The team tried to escape the island on a makeshift raft that soon came apart. They then left the island on logs hoping to be seen the next day by reconnaissance planes. The bodies of officers were washed up on nearby Kairiru Island and were buried by locals. Eagleton and another commando drifted onto Kairiru Island at different locations. There they hid until they were discovered and captured by the Japanese on 20 April. They were beaten, executed, and their bodies hidden. Without knowledge of their fate, it was assumed that the pair had drowned.

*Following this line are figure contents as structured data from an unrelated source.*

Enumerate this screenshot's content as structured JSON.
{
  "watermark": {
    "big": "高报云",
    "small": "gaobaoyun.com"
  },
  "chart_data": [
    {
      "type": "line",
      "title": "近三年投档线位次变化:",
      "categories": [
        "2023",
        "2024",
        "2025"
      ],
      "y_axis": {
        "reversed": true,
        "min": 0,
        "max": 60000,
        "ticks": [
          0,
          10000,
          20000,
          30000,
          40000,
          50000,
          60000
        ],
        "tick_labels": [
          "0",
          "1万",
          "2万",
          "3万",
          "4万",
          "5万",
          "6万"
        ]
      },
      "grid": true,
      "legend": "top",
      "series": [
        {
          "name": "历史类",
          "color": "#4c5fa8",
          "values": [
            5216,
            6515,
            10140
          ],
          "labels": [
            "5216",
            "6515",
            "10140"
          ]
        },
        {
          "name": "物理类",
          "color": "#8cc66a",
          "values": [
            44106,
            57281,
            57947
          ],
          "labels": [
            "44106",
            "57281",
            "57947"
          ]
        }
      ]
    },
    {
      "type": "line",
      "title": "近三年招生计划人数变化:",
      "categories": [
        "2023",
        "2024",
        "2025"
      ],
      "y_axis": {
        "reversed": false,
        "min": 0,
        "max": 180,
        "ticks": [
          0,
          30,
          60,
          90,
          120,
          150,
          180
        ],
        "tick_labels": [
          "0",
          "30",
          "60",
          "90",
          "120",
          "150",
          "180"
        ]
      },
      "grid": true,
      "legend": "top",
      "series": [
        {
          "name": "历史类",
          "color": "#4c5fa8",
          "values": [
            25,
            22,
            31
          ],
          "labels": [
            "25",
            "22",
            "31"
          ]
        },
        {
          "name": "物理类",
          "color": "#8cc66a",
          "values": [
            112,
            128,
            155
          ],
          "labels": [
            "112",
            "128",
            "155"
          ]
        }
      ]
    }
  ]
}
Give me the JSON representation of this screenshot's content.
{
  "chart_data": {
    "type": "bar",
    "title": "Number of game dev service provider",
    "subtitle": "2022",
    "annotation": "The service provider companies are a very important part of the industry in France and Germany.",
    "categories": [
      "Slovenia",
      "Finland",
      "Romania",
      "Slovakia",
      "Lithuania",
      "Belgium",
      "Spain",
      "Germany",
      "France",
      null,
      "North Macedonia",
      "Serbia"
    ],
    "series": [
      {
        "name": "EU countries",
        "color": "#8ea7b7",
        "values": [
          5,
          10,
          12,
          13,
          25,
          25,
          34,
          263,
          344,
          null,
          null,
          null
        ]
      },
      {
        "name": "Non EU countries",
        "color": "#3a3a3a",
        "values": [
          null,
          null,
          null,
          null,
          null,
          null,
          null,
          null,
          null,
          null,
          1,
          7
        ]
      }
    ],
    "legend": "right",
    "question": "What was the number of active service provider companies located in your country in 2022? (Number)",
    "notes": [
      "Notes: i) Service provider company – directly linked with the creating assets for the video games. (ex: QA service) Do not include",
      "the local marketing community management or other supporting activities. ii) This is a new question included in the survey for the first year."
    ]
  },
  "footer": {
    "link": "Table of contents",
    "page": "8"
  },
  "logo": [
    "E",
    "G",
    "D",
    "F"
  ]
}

It wasn’t until almost 70 years later that a lengthy investigation by the Army’s Unrecovered War Casualties unit discovered new evidence. On 1 May 2013 the bodies of Lance Corporal Spencer Walklate and Private Ronald Eagleton were located.

The two were buried with military honours in front of their families and a guard of Special Forces soldiers at Port Moresby War Cemetery. The sole survivor of the operation, former Sapper Edgar Dennis, attended, and soldiers from 1st Commando Regiment, 2nd Commando Regiment, and the Special Air Service Regiment – units that descended from Z Special Unit – formed the funeral party.

Ronald Eagleton’s name is listed on the Roll of Honour on my left, among almost 40,000 Australians who died while serving in the Second World War.

This is but one of the many stories of service and sacrifice told here at the Australian War Memorial. We now remember Private Ronald Edward Eagleton, who gave his life for us, for our freedoms, and in the hope of a better world.